Don’t die this summer: how to fend off bears and cougars

However it happens, you find yourself in the company of a creature that could inflict some serious damage. What do you do?



By Katie Stobbart (The Cascade) – Email

Print Edition: May 21, 2014

“Protect your vital organs.” (Image: Dr.DeNo/Flickr)

You never think it will happen to you. You’re hiking through a lush West Coast forest, admiring the wide trunk of a Douglas fir or the tiny oval leaves surrounding clusters of red huckleberries. The air is saturated with sunlight and warmth.

Maybe you feel a prickle at the back of your neck, or have the feeling of being watched. A branch snaps, or all the birds take off at once in the canopy. However it happens, you find yourself in the company of a creature that could inflict some serious damage.

What do you do?

First, no matter what kind of animal it is, do not relinquish your control over the situation. Your main advantage over an animal is your brain, not brawn, speed, or agility. Do not run. 


There are two kinds of bears you may encounter in B.C.: the black bear and the grizzly. Black bears are smaller than their bulkier cousins and tend to stick to the forest, whereas the aptly named grizzly bears can be twice the weight (anywhere from 150 to 450 kg) and prefer more open spaces, though they can be found in the forest as well.

Some say you can outrun a bear if you run downhill. This is false. Bears can also run downhill, and a grizzly can match the average urban driver at about 55 km/h.

Your next thought might be to avoid the bear by climbing a tree. It may seem like a logical course of action, but black bears can climb trees (again, probably faster than you can) and young grizzlies are also capable of scaling the rugged bark of your sanctuary.

B.C. Parks has more comprehensive information on bears and encounters with them, and their advice is to be preventative rather than reactive: do your best to avoid running into a bear in the first place. Hike with friends and make loud noise, store food and garbage properly, and be alert.

In the event you are faced with a bear, always try to stay calm and speak in soothing tones, not aggressively. The goal is to establish you are not a threat — remember it is you intruding on the bear’s territory, not the other way around. Back away slowly.

If a bear does try to attack you, your ability to identify it as a black bear or grizzly will be helpful. 

When fending off a black bear, you’ll want to change your tack entirely. Go from soothing and non-threatening to imposing and powerful — stand up straight, stay on the ground, and always fight back.

B.C. Parks’ pamphlet advises to “protect your vital organs” by assuming the fetal position if a grizzly bear decides to charge. An initial attempt to intimidate a bear that can stand two metres high on its hind legs is not the most effective strategy, but you should do anything you can to fight back if the bear wants you for a snack: a cast-iron pot or other camping supplies could help you in this situation, but rocks, sticks, fists, and adrenaline-fuelled bursts of ingenuity shouldn’t be ruled out — do anything you can to best the bear.

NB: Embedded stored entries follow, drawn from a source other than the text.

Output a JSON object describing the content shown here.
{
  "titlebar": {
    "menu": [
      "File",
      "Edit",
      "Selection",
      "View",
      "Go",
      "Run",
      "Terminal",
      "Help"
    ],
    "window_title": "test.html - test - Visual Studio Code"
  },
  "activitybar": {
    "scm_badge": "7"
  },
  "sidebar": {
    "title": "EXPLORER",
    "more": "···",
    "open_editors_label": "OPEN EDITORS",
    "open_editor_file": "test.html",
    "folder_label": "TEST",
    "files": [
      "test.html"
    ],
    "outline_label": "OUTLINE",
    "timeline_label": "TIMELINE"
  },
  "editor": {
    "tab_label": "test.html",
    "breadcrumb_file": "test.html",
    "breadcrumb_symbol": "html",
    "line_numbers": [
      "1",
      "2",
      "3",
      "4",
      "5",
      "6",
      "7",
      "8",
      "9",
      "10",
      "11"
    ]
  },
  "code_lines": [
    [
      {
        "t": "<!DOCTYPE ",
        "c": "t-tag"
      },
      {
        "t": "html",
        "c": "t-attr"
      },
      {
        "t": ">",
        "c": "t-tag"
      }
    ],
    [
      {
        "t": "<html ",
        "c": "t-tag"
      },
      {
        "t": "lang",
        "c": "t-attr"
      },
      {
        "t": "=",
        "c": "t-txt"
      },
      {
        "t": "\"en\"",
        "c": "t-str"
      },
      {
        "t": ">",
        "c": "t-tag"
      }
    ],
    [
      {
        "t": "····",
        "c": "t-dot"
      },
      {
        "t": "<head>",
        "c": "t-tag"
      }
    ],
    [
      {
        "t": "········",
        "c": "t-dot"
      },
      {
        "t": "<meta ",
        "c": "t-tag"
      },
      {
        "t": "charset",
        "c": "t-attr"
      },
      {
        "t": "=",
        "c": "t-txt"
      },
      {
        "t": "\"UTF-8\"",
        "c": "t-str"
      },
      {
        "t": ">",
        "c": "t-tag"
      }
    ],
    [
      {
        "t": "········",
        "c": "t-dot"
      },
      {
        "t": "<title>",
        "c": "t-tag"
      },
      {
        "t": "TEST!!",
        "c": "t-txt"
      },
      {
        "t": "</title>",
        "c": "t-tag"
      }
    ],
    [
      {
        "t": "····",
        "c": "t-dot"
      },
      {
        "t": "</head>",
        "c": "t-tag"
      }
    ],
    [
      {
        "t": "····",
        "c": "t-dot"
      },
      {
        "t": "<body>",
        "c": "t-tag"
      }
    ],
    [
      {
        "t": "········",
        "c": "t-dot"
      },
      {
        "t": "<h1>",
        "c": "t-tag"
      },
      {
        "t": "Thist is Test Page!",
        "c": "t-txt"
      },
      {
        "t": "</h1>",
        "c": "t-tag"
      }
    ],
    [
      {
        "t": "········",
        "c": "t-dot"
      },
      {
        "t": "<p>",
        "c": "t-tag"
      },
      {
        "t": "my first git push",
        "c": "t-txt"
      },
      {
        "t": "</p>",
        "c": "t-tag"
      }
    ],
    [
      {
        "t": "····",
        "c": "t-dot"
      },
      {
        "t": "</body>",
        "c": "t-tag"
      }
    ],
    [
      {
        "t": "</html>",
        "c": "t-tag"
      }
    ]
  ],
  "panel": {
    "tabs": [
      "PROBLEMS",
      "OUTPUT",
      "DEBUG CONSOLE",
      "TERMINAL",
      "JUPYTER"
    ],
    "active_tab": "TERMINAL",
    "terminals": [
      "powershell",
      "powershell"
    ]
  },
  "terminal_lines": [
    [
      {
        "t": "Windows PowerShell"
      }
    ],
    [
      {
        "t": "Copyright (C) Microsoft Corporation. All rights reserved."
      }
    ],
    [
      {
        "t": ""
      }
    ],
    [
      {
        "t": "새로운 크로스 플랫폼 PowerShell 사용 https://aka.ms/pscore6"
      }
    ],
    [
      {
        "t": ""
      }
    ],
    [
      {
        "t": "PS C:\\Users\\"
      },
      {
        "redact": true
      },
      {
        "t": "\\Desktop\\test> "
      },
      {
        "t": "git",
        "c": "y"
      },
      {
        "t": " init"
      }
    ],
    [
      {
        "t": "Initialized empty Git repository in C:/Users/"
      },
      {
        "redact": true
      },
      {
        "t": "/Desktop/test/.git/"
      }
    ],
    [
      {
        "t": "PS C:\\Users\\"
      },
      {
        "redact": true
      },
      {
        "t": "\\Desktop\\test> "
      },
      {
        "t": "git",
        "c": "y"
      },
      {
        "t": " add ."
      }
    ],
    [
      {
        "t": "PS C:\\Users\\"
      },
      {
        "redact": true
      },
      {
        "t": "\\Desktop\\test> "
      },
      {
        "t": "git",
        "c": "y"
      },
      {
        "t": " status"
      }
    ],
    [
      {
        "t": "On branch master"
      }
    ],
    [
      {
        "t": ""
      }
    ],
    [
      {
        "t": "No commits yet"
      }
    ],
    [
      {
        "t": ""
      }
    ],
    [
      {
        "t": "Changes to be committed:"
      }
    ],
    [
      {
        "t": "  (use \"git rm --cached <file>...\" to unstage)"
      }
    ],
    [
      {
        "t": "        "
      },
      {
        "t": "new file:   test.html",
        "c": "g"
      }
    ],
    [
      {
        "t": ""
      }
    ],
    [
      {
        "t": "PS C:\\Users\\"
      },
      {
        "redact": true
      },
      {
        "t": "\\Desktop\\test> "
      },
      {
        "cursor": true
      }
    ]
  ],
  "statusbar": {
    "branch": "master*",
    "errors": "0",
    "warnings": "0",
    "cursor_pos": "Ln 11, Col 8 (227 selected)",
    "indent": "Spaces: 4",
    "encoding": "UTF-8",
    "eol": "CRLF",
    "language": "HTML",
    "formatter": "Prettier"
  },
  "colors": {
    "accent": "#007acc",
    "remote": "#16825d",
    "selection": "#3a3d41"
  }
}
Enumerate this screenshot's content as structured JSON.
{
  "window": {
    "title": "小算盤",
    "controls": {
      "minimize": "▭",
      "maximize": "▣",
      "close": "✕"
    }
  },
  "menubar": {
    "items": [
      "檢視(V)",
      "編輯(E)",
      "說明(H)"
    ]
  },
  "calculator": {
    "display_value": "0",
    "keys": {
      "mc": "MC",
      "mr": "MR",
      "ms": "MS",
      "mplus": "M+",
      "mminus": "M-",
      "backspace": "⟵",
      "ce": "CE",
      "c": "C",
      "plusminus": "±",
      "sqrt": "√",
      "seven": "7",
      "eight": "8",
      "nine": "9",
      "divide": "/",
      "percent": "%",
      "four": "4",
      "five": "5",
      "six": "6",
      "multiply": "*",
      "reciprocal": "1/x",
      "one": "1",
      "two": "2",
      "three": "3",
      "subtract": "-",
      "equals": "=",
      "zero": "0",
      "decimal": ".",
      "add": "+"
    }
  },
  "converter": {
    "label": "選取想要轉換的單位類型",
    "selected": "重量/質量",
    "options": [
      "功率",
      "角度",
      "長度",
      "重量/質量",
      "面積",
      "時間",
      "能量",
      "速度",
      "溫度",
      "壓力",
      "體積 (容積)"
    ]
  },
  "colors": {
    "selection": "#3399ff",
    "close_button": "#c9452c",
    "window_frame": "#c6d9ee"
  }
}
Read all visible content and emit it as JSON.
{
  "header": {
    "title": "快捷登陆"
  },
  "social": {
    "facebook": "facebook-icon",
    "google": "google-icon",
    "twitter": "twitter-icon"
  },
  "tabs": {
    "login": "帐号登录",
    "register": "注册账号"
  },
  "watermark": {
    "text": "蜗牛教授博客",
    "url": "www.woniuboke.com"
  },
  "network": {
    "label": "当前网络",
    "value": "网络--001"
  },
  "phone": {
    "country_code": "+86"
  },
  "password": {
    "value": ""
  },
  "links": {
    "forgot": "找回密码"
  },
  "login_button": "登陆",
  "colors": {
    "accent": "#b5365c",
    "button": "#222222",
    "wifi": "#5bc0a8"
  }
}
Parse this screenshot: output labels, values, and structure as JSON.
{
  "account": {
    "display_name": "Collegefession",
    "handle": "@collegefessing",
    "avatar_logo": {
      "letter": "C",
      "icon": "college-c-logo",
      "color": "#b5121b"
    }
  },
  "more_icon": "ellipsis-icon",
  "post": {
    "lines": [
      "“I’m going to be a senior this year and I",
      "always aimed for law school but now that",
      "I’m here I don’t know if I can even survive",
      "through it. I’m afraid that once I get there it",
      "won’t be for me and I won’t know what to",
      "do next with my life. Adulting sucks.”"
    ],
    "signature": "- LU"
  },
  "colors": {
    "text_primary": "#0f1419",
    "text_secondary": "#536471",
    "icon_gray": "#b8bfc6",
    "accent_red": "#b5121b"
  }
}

Also known as mountain lions. You’re less likely to come across a cougar than a bear. It’s also less likely you will come face-to-face with one, as cougars usually attack from behind.

As with bears, try not to avoid or startle a cougar — common sense rules. Be alert and do your best to avoid coming into contact with one of these large cats, which can be found in a variety of habitats all through southern B.C. Hike as a group, leash pets, and keep children close.

If a cougar does approach or attack, be very aggressive. In this case, you want it to be clear you are a threatening presence: make eye contact, bare your teeth menacingly, and shout. 

When it is necessary to yell at animals, I always find myself cursing. On the last occasion I was shouting profanities at a racoon posing a threat to my poor, docile housecat. I don’t make a habit of swearing on a regular basis, but for me the intensity of the words made the warning more effective. Once or twice I have foregone words entirely and made a series of bizarre screeching sounds to deter intrusive wildlife from the enclosed screen of my tent.

Though I hope the adrenaline rush that accompanies having your life threatened covers this, the moral of the story is to leave any thoughts of foolishness behind. If shouting curse words, screeching, or ululating makes you louder and more intimidating, do what you have to do.

Obviously in this situation you will want to fight off the cougar with anything and everything you have at your disposal: rocks, sticks, equipment, and so on. Go for the face.

Overall, make sure you are informed before going on your hike. Go into the woods prepared no matter what your skill level, even if you’re only going for a short hike in a familiar area, and find someone to go with you. If you do run into an aggressive animal, keep calm and use your head. After the encounter, make sure you report it to a parks official so no one else is taken unaware.